Artificial intelligence could be used to set landmarks automatically and more quickly, but the literature shows that an experienced specialist is needed to check these, as there can be a margin of error of 2 mm [31]. Hendrickx et al. showed that generalizability and robustness need further improvement in terms of accuracy and efficiency to rival experienced specialists [32].

However, the quantity of bone gain, due to bone distortion and the size of the voxel, could be overestimated [33]. To improve measurement precision and optimize the measurement protocol, another operator would be needed to calculate intra- and inter-operator variability and minimize the margin of error.

In order to adhere to the “As Low As Reasonably Achievable” (ALARA) principle, the use of mid-field CBCT resulted in the absence of skeletal points usually used in the literature [34,35,36].

As compensation, dental points were used to obtain a maximum number of available landmarks and optimize superposition precision.

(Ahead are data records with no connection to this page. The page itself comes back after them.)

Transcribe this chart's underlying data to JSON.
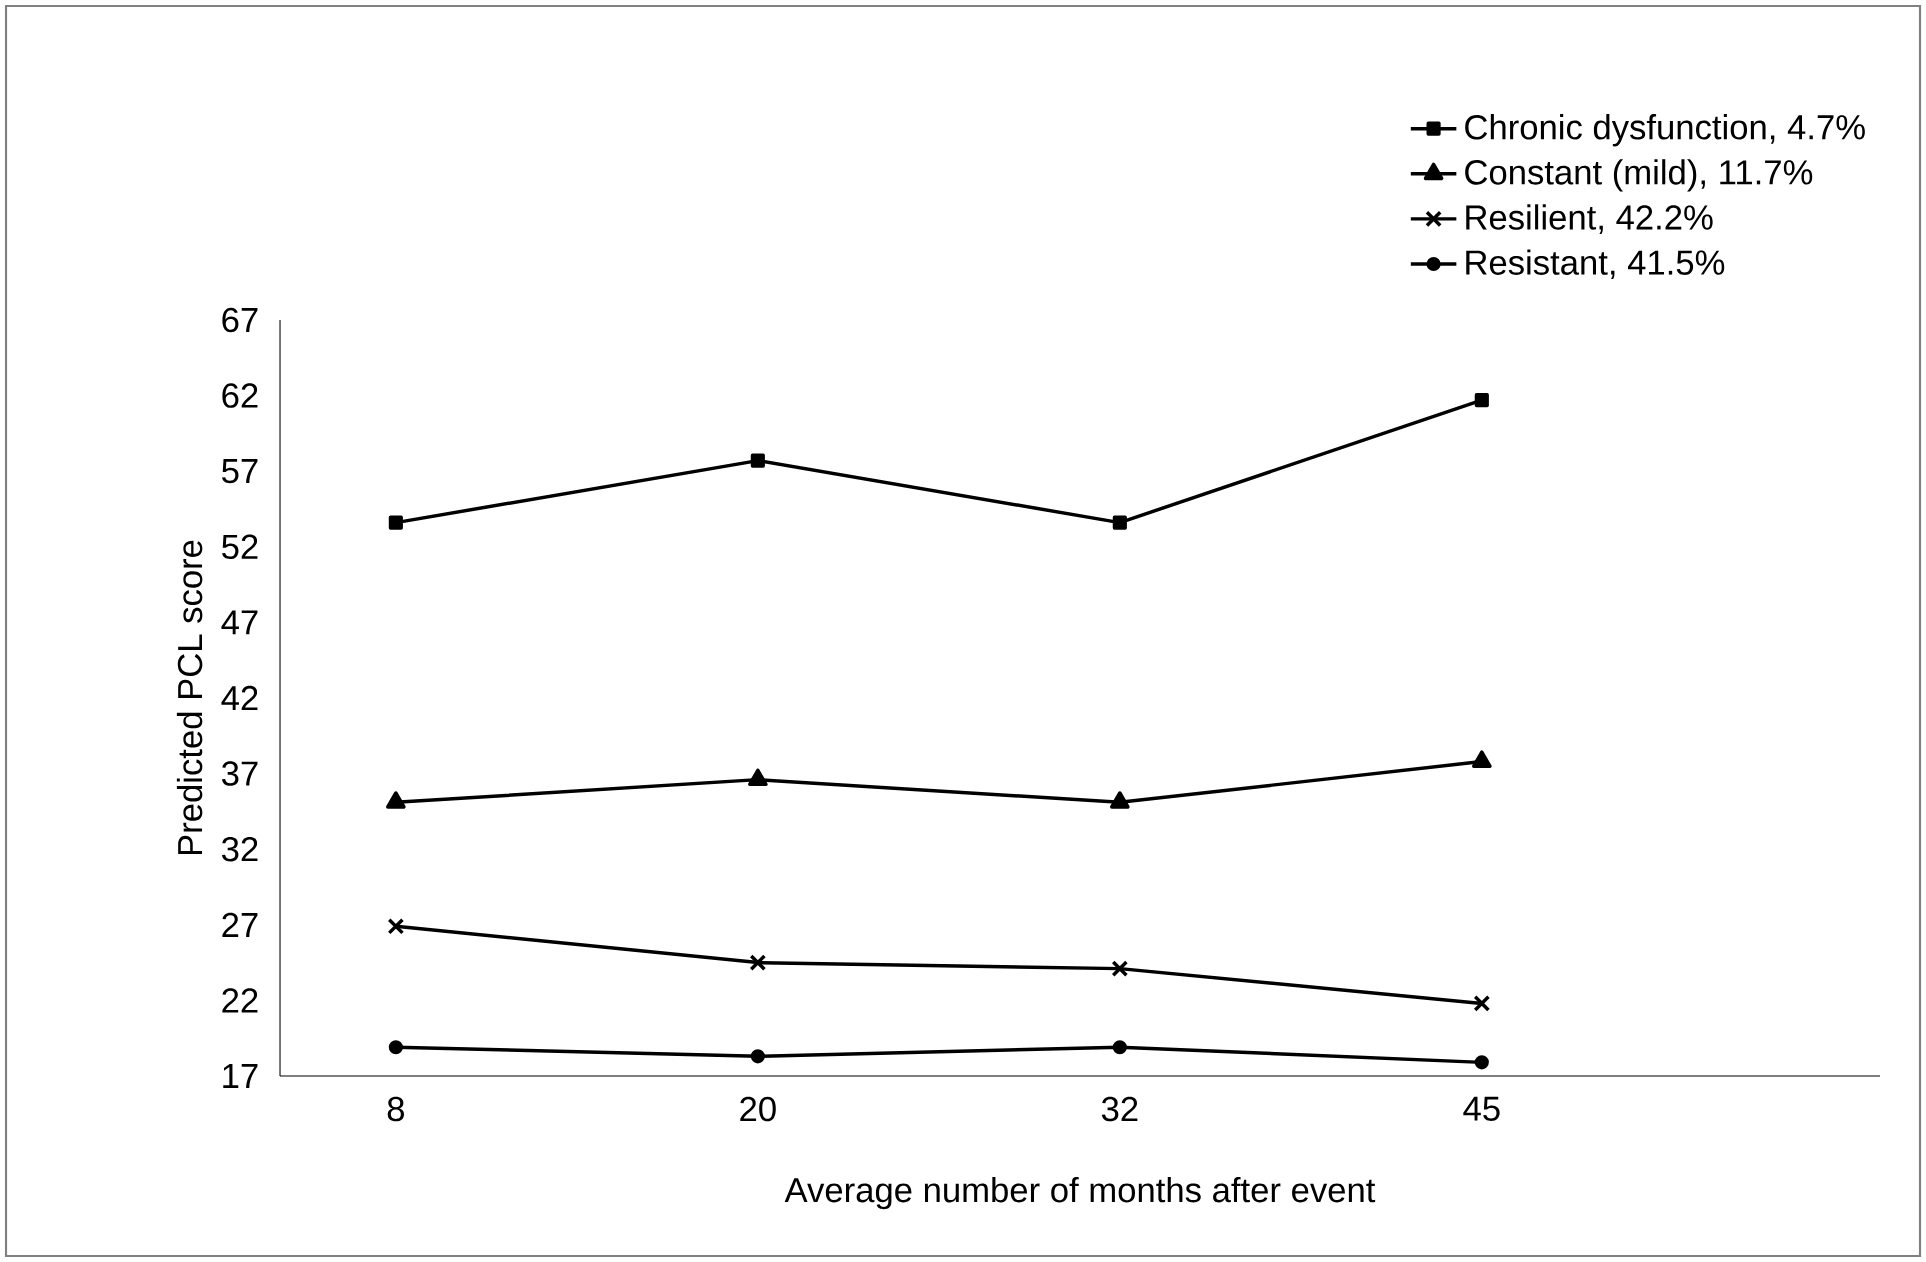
{
  "chart_data": {
    "type": "line",
    "xlabel": "Average number of months after event",
    "ylabel": "Predicted PCL score",
    "categories": [
      "8",
      "20",
      "32",
      "45"
    ],
    "series": [
      {
        "name": "Chronic dysfunction, 4.7%",
        "color": "#000000",
        "marker": "square",
        "values": [
          53.6,
          57.7,
          53.6,
          61.7
        ]
      },
      {
        "name": "Constant (mild), 11.7%",
        "color": "#000000",
        "marker": "triangle",
        "values": [
          35.1,
          36.6,
          35.1,
          37.8
        ]
      },
      {
        "name": "Resilient, 42.2%",
        "color": "#000000",
        "marker": "cross",
        "values": [
          26.9,
          24.5,
          24.1,
          21.8
        ]
      },
      {
        "name": "Resistant, 41.5%",
        "color": "#000000",
        "marker": "circle",
        "values": [
          18.9,
          18.3,
          18.9,
          17.9
        ]
      }
    ],
    "ylim": [
      17,
      67
    ],
    "yticks": [
      17,
      22,
      27,
      32,
      37,
      42,
      47,
      52,
      57,
      62,
      67
    ],
    "grid": false,
    "legend": "top right",
    "line_style": "solid"
  }
}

The precision of dental points has been validated in previous studies compared to rounded bone structures (porion, condyle, etc.) [34,37,38].

To optimize precision, bone points were chosen in accordance with the literature data, with structures close to the median sagittal plane and non-curvilinear [13,23,25]. Regarding this biomaterial, Lamina^® membranes have two xenogenic origins: equine or porcine. Porcine origin biomaterials have an antigenic structure close to humans, favorable porosity, and a sintering surface state that seems to allow slower resorption and minimized inflammatory reaction. Salamanca et al. [39], Bracey and al. [40], Seo and al. [41] showed that the structure of porcine cancellous bone, its microstructure, and porosity were similar to human bone.

The physico-chemical characteristics studied by Caballé-Serrano et al. showed higher tensile strength (2.1 MPa) in porcine-origin Lamina^® compared to other membranes on the market (all below 1 MPa). Porcine-origin Lamina^® also seems to have a higher Young’s modulus in dry and hydrated states (4.8 and 0.9 MPa, respectively) indicating higher rigidity (less than 2 and 0.5 MPa, respectively, for other membranes). Its ability to absorb, when hydrated, is approximately three times lower than other membranes, making them easier to handle with a reduced risk of tearing [8].

According to the results described in this series, these membranes seem to have indications in the reconstruction of horizontal, vertical, and/or mixed bone defects in the posterior mandibular region.

5. Conclusions

GBR with Lamina^® in the posterior mandibular sector, seemingly combining the advantages of resorbable and non-resorbable membranes, have reported similar results to those found in the literature, whether in the horizontal direction with resorbable membranes or in the vertical and/or horizontal direction with non-resorbable membranes. However, due to the small number of cases in our study and the absence of a control group, comparison with the literature data must be very careful and nuanced. The low rate of complications found in this case series is encouraging compared to non-resorbable membranes, as is the absence of a second operative site compared to autologous grafts, reducing intervention comorbidity. This biomaterial could find its application in the rehabilitation of Cawood and Howell Class IV to VI bone defects in the posterior mandibular sector, using its physico-chemical properties and resorbable capacity.